On paper, the process is relatively long-winded, involving a joint sitting of the Senate and National Assembly, then a nine-member committee of senators, then another joint sitting to confirm his dismissal with a two-thirds majority.
However, constitutional experts said ZANU-PF had the numbers and could push it through in as little as 24 hours.
ZANU-PF's action follows a weekend of high drama in Harare that culminated in reports Mugabe had agreed to stand down -- only for him to dash the hopes of millions of his countrymen in a bizarre and rambling national address on Sunday night.
Flanked by the generals who sent in troops last week to seize the state broadcaster, Mugabe spoke of the need for national unity and farming reform, but made no mention of his fate, leaving the nation of 16 million people dumbstruck.

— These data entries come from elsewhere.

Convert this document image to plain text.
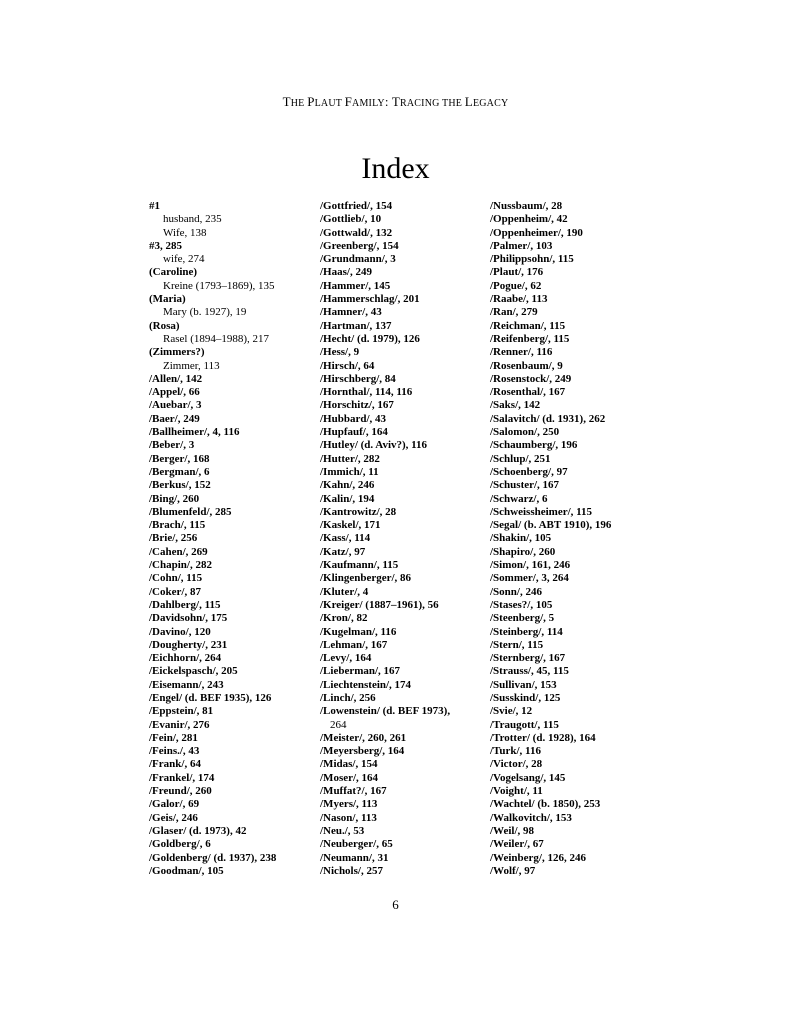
THE PLAUT FAMILY: TRACING THE LEGACY
Index
#1
husband, 235
Wife, 138
#3, 285
wife, 274
(Caroline)
Kreine (1793–1869), 135
(Maria)
Mary (b. 1927), 19
(Rosa)
Rasel (1894–1988), 217
(Zimmers?)
Zimmer, 113
/Allen/, 142
/Appel/, 66
/Auebar/, 3
/Baer/, 249
/Ballheimer/, 4, 116
/Beber/, 3
/Berger/, 168
/Bergman/, 6
/Berkus/, 152
/Bing/, 260
/Blumenfeld/, 285
/Brach/, 115
/Brie/, 256
/Cahen/, 269
/Chapin/, 282
/Cohn/, 115
/Coker/, 87
/Dahlberg/, 115
/Davidsohn/, 175
/Davino/, 120
/Dougherty/, 231
/Eichhorn/, 264
/Eickelspasch/, 205
/Eisemann/, 243
/Engel/ (d. BEF 1935), 126
/Eppstein/, 81
/Evanir/, 276
/Fein/, 281
/Feins./, 43
/Frank/, 64
/Frankel/, 174
/Freund/, 260
/Galor/, 69
/Geis/, 246
/Glaser/ (d. 1973), 42
/Goldberg/, 6
/Goldenberg/ (d. 1937), 238
/Goodman/, 105
/Gottfried/, 154
/Gottlieb/, 10
/Gottwald/, 132
/Greenberg/, 154
/Grundmann/, 3
/Haas/, 249
/Hammer/, 145
/Hammerschlag/, 201
/Hamner/, 43
/Hartman/, 137
/Hecht/ (d. 1979), 126
/Hess/, 9
/Hirsch/, 64
/Hirschberg/, 84
/Hornthal/, 114, 116
/Horschitz/, 167
/Hubbard/, 43
/Hupfauf/, 164
/Hutley/ (d. Aviv?), 116
/Hutter/, 282
/Immich/, 11
/Kahn/, 246
/Kalin/, 194
/Kantrowitz/, 28
/Kaskel/, 171
/Kass/, 114
/Katz/, 97
/Kaufmann/, 115
/Klingenberger/, 86
/Kluter/, 4
/Kreiger/ (1887–1961), 56
/Kron/, 82
/Kugelman/, 116
/Lehman/, 167
/Levy/, 164
/Lieberman/, 167
/Liechtenstein/, 174
/Linch/, 256
/Lowenstein/ (d. BEF 1973),
264
/Meister/, 260, 261
/Meyersberg/, 164
/Midas/, 154
/Moser/, 164
/Muffat?/, 167
/Myers/, 113
/Nason/, 113
/Neu./, 53
/Neuberger/, 65
/Neumann/, 31
/Nichols/, 257
/Nussbaum/, 28
/Oppenheim/, 42
/Oppenheimer/, 190
/Palmer/, 103
/Philippsohn/, 115
/Plaut/, 176
/Pogue/, 62
/Raabe/, 113
/Ran/, 279
/Reichman/, 115
/Reifenberg/, 115
/Renner/, 116
/Rosenbaum/, 9
/Rosenstock/, 249
/Rosenthal/, 167
/Saks/, 142
/Salavitch/ (d. 1931), 262
/Salomon/, 250
/Schaumberg/, 196
/Schlup/, 251
/Schoenberg/, 97
/Schuster/, 167
/Schwarz/, 6
/Schweissheimer/, 115
/Segal/ (b. ABT 1910), 196
/Shakin/, 105
/Shapiro/, 260
/Simon/, 161, 246
/Sommer/, 3, 264
/Sonn/, 246
/Stases?/, 105
/Steenberg/, 5
/Steinberg/, 114
/Stern/, 115
/Sternberg/, 167
/Strauss/, 45, 115
/Sullivan/, 153
/Susskind/, 125
/Svie/, 12
/Traugott/, 115
/Trotter/ (d. 1928), 164
/Turk/, 116
/Victor/, 28
/Vogelsang/, 145
/Voight/, 11
/Wachtel/ (b. 1850), 253
/Walkovitch/, 153
/Weil/, 98
/Weiler/, 67
/Weinberg/, 126, 246
/Wolf/, 97
6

Two senior government sources told Reuters Mugabe had agreed on Sunday to step aside and CNN said on Monday his resignation letter had been drawn up, with terms that included immunity for him and Grace.

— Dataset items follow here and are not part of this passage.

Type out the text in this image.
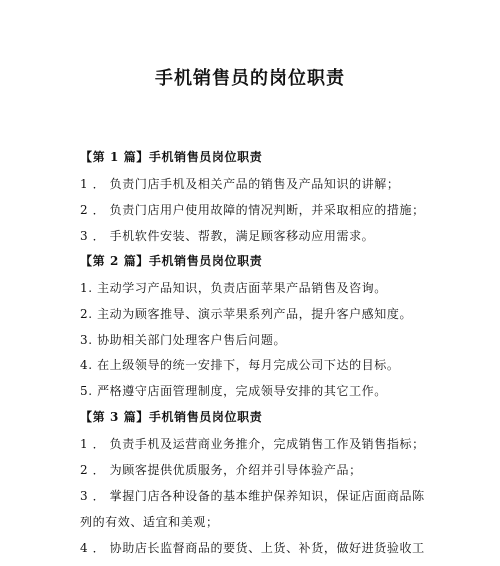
手机销售员的岗位职责
【第 1 篇】手机销售员岗位职责
1 ． 负责门店手机及相关产品的销售及产品知识的讲解；
2 ． 负责门店用户使用故障的情况判断，并采取相应的措施；
3 ． 手机软件安装、帮教，满足顾客移动应用需求。
【第 2 篇】手机销售员岗位职责
1. 主动学习产品知识，负责店面苹果产品销售及咨询。
2. 主动为顾客推导、演示苹果系列产品，提升客户感知度。
3. 协助相关部门处理客户售后问题。
4. 在上级领导的统一安排下，每月完成公司下达的目标。
5. 严格遵守店面管理制度，完成领导安排的其它工作。
【第 3 篇】手机销售员岗位职责
1 ． 负责手机及运营商业务推介，完成销售工作及销售指标；
2 ． 为顾客提供优质服务，介绍并引导体验产品；
3 ． 掌握门店各种设备的基本维护保养知识，保证店面商品陈
列的有效、适宜和美观；
4 ． 协助店长监督商品的要货、上货、补货，做好进货验收工
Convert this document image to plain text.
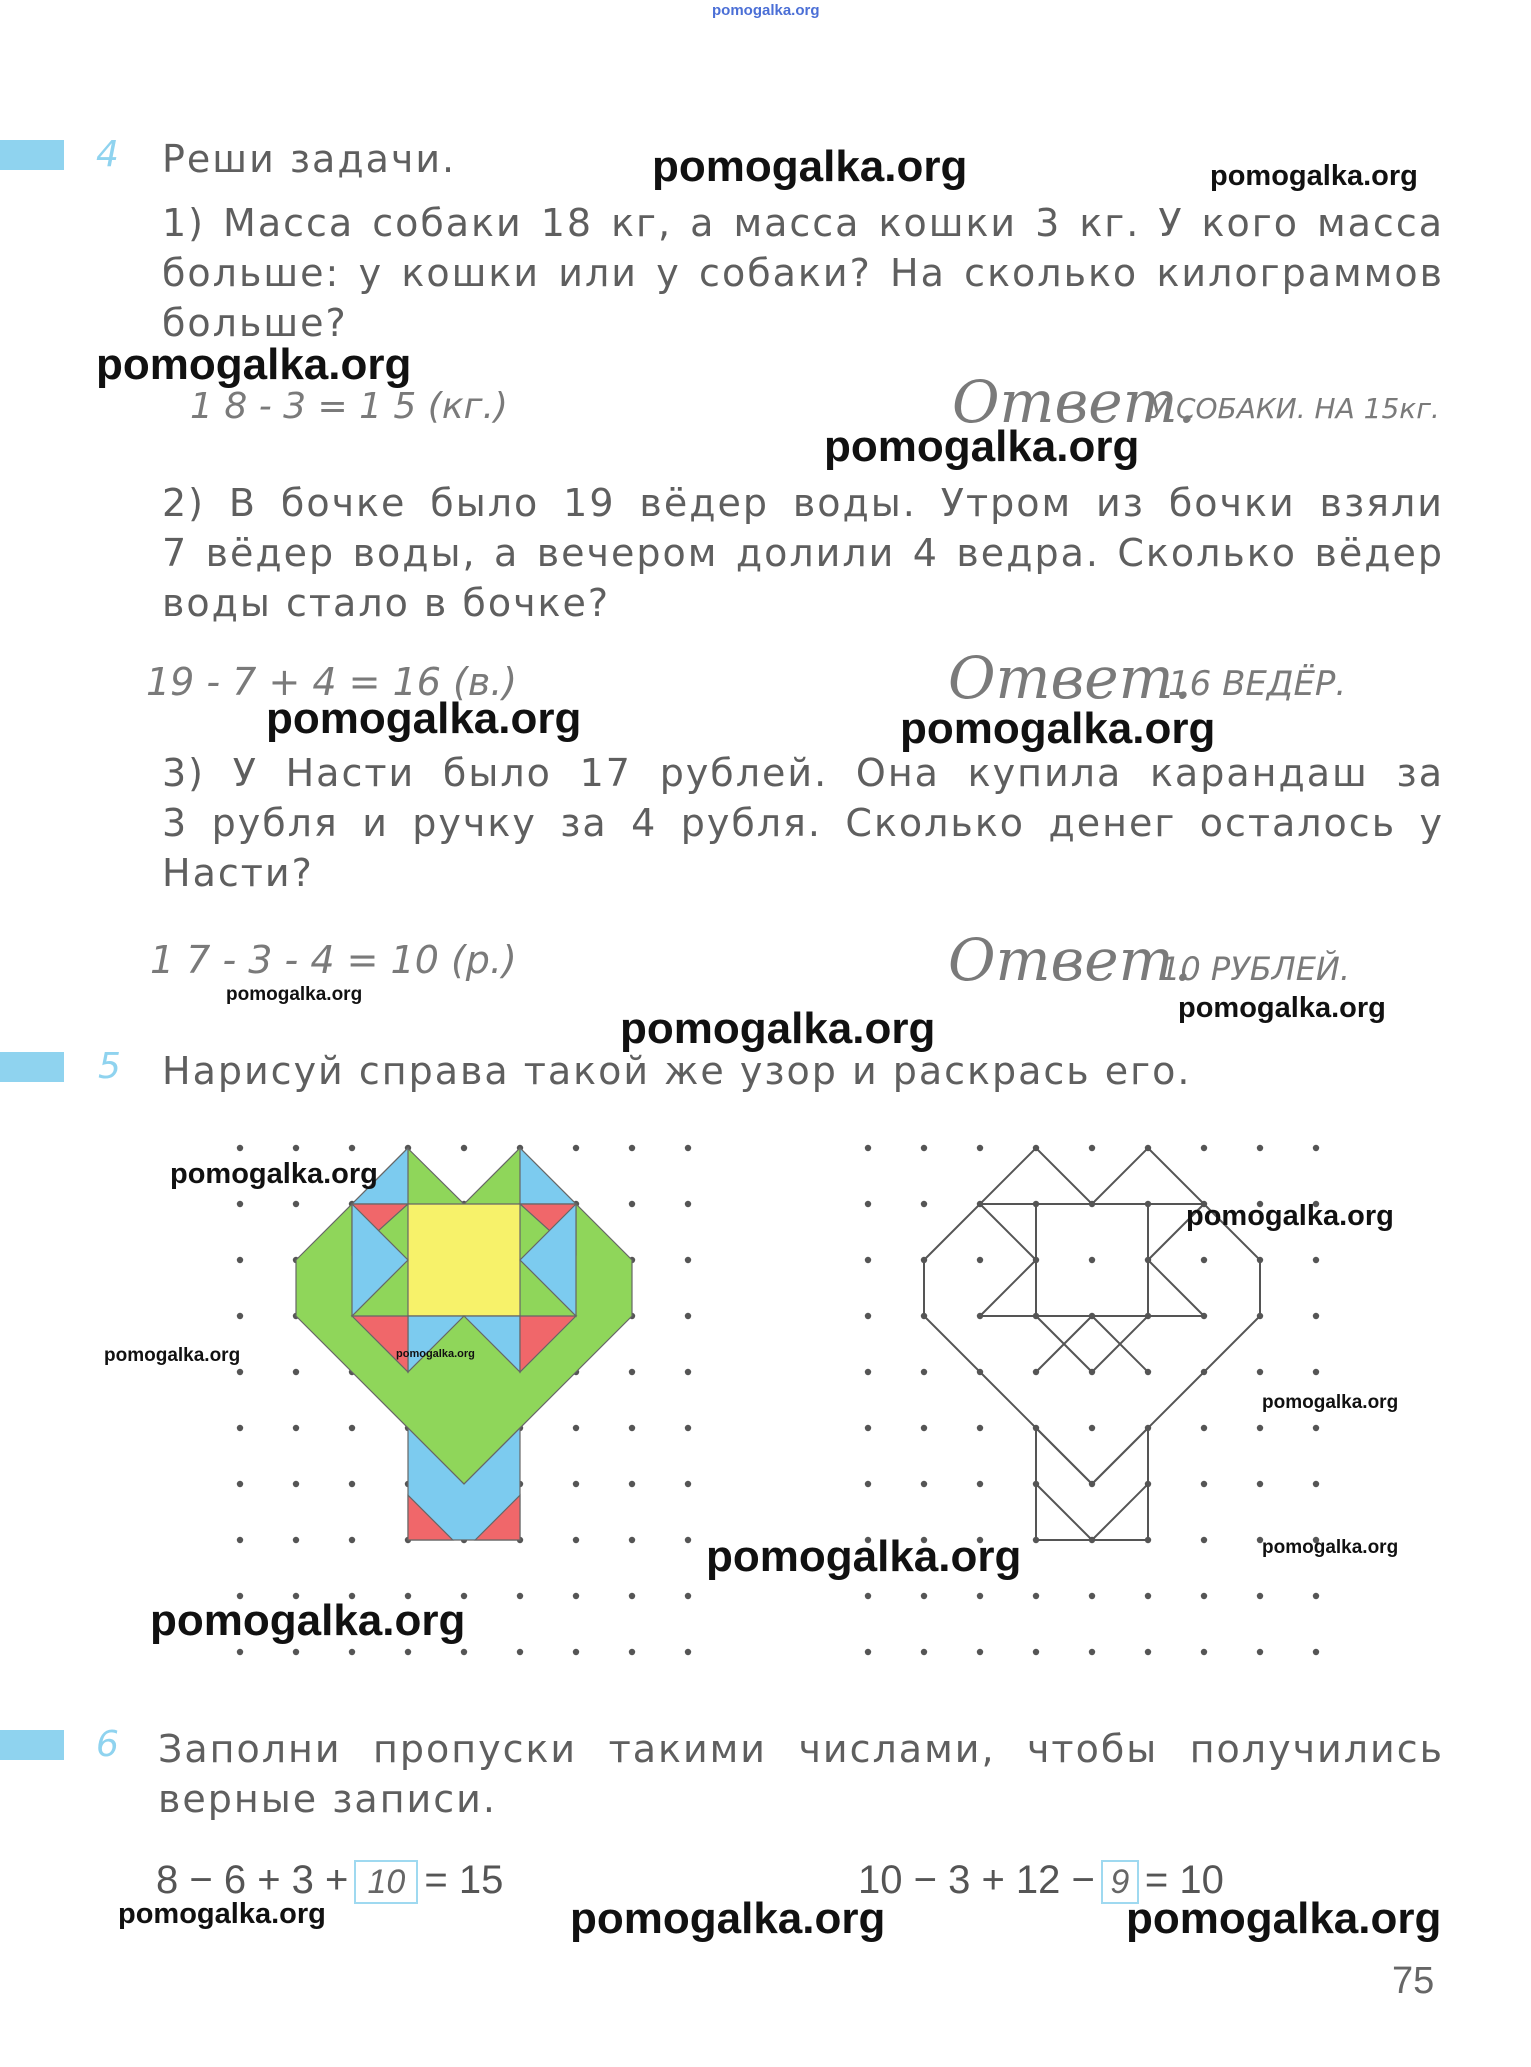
pomogalka.org
4 Реши задачи.
1) Масса собаки 18 кг, а масса кошки 3 кг. У кого масса
больше: у кошки или у собаки? На сколько килограммов
больше?
1 8 - 3 = 1 5 (кг.)	Ответ.
У СОБАКИ. НА 15кг.
2) В бочке было 19 вёдер воды. Утром из бочки взяли
7 вёдер воды, а вечером долили 4 ведра. Сколько вёдер
воды стало в бочке?
19 - 7 + 4 = 16 (в.)	Ответ.
16 ВЕДЁР.
3) У Насти было 17 рублей. Она купила карандаш за
3 рубля и ручку за 4 рубля. Сколько денег осталось у
Насти?
1 7 - 3 - 4 = 10 (р.)	Ответ.
10 РУБЛЕЙ.
5 Нарисуй справа такой же узор и раскрась его.
6 Заполни пропуски такими числами, чтобы получились
верные записи.
8 − 6 + 3 + 10 = 15	10 − 3 + 12 − 9 = 10
75
pomogalka.org	pomogalka.org
pomogalka.org
pomogalka.org
pomogalka.org	pomogalka.org
pomogalka.org
pomogalka.org	pomogalka.org
pomogalka.org
pomogalka.org
pomogalka.org	pomogalka.org
pomogalka.org
pomogalka.org
pomogalka.org
pomogalka.org
pomogalka.org	pomogalka.org	pomogalka.org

Two other political sources said Mugabe had indeed agreed to resign but ZANU-PF did not want him to quit in front of the military, an act that would have made its mid-week intervention look like a coup.
Deadline passes for Mugabe to quit
"Your time is up," veterans association leader Chris Mutsvangwa said at a press conference on Monday. "You should have the dignity and decency to spare the country of further turmoil by simply announcing your departure immediately."
He also suggested that the military, even though it put Mugabe under house arrest days ago, was still beholden to him and compelled to protect him because he is officially their "commander in chief.
Zimbabweans were astonished that Mugabe, flanked by the military in his national address on Sunday night, remained defiant.
The war veterans' association will go to court to argue that Mugabe is "derelict of his executive duty," Mr Mutsvangwa said.
Some ruling party members said an impeachment process likely wouldn't lead to Mugabe's immediate resignation and could take days to complete.